Drag reduction in channels covered with longitudinal arrays of slip/no-slip stripes on the walls has been investigated using DNS with the lattice Boltzmann method. Computations were performed in channels of size $5h \times 2.5h \times 2h$ at a $Re_{b}=3600$ ($Re_{\tau 0} \approx 230$) with stripes of size $0.02 \le g/h=w/h \le 0.56$ corresponding to $4 \le g^{+0}=w^{+0} \le 128$ where $g=w$ denotes the widths of the slip/no-slip stripes and $h$ is the channel half-width.
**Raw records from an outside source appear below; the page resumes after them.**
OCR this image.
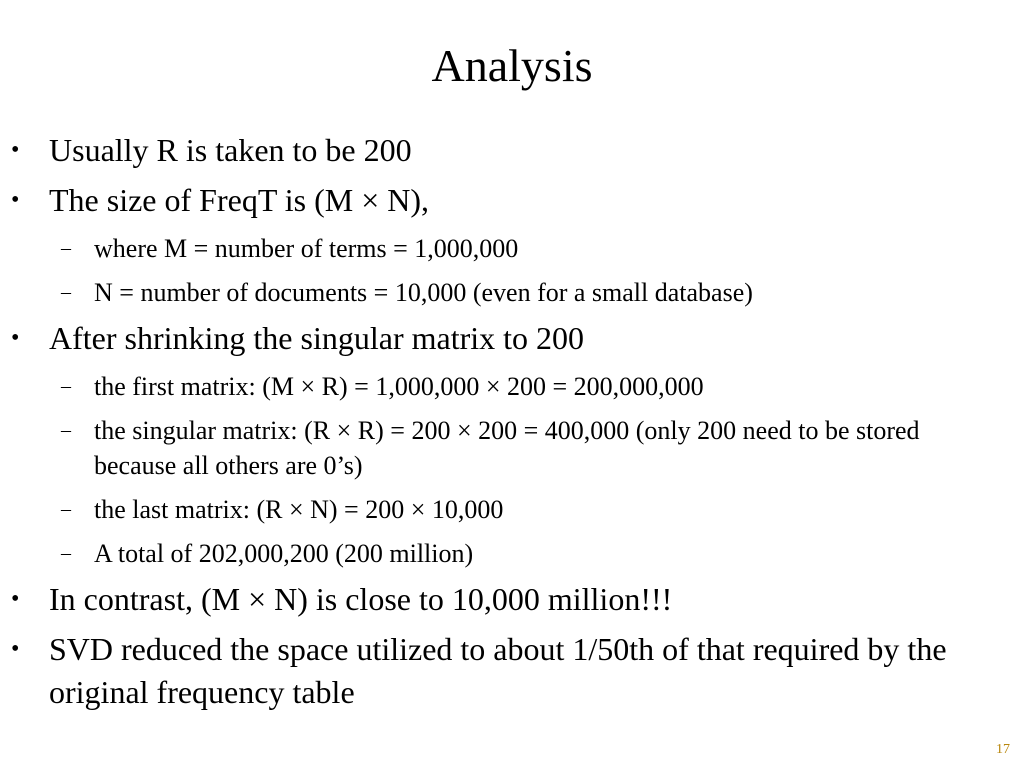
Analysis
• Usually R is taken to be 200
• The size of FreqT is (M × N),
– where M = number of terms = 1,000,000
– N = number of documents = 10,000 (even for a small database)
• After shrinking the singular matrix to 200
– the first matrix: (M × R) = 1,000,000 × 200 = 200,000,000
– the singular matrix: (R × R) = 200 × 200 = 400,000 (only 200 need to be stored because all others are 0’s)
– the last matrix: (R × N) = 200 × 10,000
– A total of 202,000,200 (200 million)
• In contrast, (M × N) is close to 10,000 million!!!
• SVD reduced the space utilized to about 1/50th of that required by the original frequency table
17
Unlike in laminar flow, where the magnitude of DR is controlled by geometrical parameters $g/h$ and $w/h$, in turbulent flow the magnitude of DR is found to scale with $g^{+0}=w^{+0}$, independent of Reynolds number. DRs of $5\%,11\%,18\%,23\%,38\%,47\%$, and slip velocities of $U_{s}/U_{b}=0.06, 0.10, 0.15, 0.23, 0.32, 0.37$ were observed for $g^{+0}=w^{+0}= 4, 8, 16, 32, 64, 128$, respectively. Analysis of the mechanism of DR reveals that in the LDR regime ($DR<25\%$, $g^{+0} \le 32$, $U_s/U_b<0.25$), DR is due to a combination of wall-slip and change in the anisotropy structure of turbulence near the wall, while in the HDR regime ($DR> 30\%$, $g^{+0} \ge 64$, $U_s/U_b>0.3$), DR is primarily due to cessation of turbulence production over the slip stripes due to the large slip velocities over these regions.